La troisième étape sera celle du rétablissement des finances publiques. Elle interviendra lorsque les conditions économiques le permettront et que la croissance sera revenue. Ma conviction est que ce rétablissement implique une meilleure maîtrise de la dépense publique.
Pouvons-nous l'obtenir à règle constante ? Je n'en suis pas convaincu. Nous n'y arriverons pas avec une règle annuelle contraignante et une règle pluriannuelle simplement indicative. Si nous voulons maîtriser notre dépense publique et nous donner la possibilité de faire de vrais choix politiques – réduire certains crédits et en augmenter d'autres, pour financer des politiques ou des secteurs que nous jugeons prioritaires, comme l'hôpital avec le « Ségur de la santé » –, nous devons fixer pour les cinq années à venir un cadre contraignant. Je suis évidemment favorable à la définition d'un objectif pluriannuel de dépenses publiques et me félicite du dépôt par M. le président Éric Woerth et M. Le rapporteur général Laurent Saint-Martin d'une proposition de loi organique en ce sens. Ce sera une étape majeure dans la voie d'une modernisation et d'un renforcement de la gouvernance des finances publiques.
Pour maîtriser la dépense publique, il faut continuer les réformes de structure. Je suis favorable à la poursuite de la transformation de notre pays, de manière à ce que nous puissions financer notre modèle social. C'est le sens de la modification de l'assurance chômage, telle qu'elle a été proposée par Mme Élisabeth Borne, ministre du travail, de l'emploi et de l'insertion, qui devrait mettre un terme à l'incitation aux contrats courts. C'est également le sens de la réforme des retraites, qui, en favorisant l'augmentation collective du nombre d'heures de travail en France, permettra de financer notre modèle de protection sociale et de garantir la pérennité de notre système de retraite par répartition, auquel je suis fondamentalement attaché.

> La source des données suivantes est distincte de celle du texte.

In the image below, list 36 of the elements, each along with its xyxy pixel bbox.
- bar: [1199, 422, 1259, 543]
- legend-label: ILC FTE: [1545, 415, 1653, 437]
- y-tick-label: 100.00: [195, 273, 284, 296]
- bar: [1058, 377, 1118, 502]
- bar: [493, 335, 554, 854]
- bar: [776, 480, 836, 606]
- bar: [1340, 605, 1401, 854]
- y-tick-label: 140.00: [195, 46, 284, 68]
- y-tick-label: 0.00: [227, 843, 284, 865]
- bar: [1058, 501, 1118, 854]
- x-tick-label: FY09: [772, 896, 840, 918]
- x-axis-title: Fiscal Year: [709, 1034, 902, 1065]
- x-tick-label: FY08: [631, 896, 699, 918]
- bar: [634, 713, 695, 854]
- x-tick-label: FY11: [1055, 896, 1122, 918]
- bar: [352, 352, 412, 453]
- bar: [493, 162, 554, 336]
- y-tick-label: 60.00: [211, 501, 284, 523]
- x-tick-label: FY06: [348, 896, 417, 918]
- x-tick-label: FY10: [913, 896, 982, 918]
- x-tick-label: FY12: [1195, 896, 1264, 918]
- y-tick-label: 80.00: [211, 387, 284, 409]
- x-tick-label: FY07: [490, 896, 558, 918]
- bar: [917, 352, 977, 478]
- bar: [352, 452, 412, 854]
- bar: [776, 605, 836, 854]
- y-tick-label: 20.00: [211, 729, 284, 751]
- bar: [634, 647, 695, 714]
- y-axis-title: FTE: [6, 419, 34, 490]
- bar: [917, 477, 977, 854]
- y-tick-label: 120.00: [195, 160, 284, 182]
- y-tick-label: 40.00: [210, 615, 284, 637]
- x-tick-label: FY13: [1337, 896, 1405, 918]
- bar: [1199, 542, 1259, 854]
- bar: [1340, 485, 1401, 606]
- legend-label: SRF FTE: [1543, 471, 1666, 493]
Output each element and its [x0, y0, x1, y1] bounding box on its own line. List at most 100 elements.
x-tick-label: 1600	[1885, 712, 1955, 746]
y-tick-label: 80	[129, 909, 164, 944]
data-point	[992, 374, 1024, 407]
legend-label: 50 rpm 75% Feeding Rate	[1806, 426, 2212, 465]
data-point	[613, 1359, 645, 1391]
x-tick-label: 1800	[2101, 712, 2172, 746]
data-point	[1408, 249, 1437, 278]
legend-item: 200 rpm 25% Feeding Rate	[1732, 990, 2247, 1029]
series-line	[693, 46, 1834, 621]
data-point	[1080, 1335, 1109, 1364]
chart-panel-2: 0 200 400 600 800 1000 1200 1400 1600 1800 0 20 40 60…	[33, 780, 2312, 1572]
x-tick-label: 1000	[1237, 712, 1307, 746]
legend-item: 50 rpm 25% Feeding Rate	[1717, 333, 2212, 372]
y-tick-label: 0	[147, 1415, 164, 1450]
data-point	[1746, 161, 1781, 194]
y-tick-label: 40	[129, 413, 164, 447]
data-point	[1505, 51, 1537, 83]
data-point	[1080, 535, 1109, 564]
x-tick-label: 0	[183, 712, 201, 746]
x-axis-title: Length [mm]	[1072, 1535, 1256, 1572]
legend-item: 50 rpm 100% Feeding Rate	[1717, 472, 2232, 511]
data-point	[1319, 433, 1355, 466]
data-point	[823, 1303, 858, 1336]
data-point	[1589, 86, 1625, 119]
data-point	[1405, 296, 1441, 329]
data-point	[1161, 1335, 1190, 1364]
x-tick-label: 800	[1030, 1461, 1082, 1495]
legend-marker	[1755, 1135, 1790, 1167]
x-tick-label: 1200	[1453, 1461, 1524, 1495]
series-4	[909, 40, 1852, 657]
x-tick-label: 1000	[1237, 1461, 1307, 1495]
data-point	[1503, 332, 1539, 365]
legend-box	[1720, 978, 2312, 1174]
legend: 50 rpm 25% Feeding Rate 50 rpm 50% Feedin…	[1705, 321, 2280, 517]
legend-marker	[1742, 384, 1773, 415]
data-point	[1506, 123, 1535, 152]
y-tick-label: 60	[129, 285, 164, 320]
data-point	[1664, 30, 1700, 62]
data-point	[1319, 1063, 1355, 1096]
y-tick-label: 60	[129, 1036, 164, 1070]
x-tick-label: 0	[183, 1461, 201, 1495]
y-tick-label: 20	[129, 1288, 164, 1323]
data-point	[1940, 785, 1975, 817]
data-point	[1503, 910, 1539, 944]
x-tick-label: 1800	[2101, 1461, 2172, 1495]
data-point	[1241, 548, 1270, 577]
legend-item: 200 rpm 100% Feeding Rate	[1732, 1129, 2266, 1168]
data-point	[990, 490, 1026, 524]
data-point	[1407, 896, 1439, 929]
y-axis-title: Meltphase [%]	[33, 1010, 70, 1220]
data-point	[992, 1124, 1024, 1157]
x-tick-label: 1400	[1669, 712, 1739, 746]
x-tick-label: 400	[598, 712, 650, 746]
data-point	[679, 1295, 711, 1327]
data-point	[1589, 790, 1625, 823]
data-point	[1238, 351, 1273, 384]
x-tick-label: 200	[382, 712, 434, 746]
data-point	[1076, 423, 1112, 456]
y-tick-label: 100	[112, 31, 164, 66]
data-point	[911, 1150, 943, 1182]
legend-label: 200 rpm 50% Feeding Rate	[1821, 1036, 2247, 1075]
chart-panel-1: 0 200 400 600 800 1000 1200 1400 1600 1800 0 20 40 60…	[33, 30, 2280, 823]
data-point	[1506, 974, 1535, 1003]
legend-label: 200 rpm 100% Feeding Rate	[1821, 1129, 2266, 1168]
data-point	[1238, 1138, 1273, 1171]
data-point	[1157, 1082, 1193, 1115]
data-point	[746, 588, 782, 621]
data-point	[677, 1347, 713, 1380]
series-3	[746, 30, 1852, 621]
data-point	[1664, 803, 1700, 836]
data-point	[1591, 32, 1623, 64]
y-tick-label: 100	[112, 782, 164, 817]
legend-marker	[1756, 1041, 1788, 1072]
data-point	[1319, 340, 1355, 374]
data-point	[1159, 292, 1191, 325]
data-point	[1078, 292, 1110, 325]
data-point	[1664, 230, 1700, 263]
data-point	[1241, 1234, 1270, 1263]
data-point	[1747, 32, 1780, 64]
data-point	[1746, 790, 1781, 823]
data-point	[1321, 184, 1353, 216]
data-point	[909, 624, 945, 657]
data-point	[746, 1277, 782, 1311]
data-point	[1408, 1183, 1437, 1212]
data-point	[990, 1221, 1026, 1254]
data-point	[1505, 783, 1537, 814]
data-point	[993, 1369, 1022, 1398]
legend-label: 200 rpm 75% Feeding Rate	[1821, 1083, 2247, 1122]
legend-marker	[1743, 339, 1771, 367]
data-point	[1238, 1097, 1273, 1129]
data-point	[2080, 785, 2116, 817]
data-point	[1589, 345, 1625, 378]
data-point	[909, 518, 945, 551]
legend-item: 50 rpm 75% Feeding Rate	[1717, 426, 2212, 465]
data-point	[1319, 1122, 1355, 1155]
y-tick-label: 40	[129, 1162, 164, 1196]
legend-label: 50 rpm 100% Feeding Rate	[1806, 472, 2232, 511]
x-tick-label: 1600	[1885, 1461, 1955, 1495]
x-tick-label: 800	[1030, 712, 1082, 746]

La troisième condition pour maîtriser la dépense publique, ce sont des règles communes afin d'assurer la cohésion de la zone euro. Ces règles doivent toutefois être pertinentes. Ce n'est de toute évidence plus le cas de celle fixant un objectif de ratio d'endettement inférieur à 60 % du PIB. Si elle pouvait l'être avant la crise financière de 2008 et la crise sanitaire actuelle, il semble nécessaire de la reconsidérer dès lors qu'une même zone monétaire enregistre, comme c'est désormais le cas dans la zone euro, près de 100 points d'écart entre les taux d'endettement public de deux de ses États membres : 160 % pour l'Italie, contre 65 % pour l'Allemagne. Cette question fait l'objet d'échanges entre ministres de la zone euro chargés des finances, dans l'attente de l'engagement de discussions formelles. Il convient que nous saisissions l'occasion que nous offre le débat sur le programme de stabilité pour nous interroger sur la stratégie économique et la coordination des politiques économiques de la zone euro. Ma conviction est que celle-ci devrait définir une nouvelle stratégie économique visant la croissance avant le respect des règles d'endettement ou de dépense publique. Je ne vois pas pourquoi la Chine et les États-Unis se fixeraient des objectifs en matière de création de richesse, d'innovation et de financement des technologies alors que l'Union européenne aurait pour seule ambition le respect de pourcentages et de règles. La première des ambitions européennes doit être de retrouver la prospérité pour tous.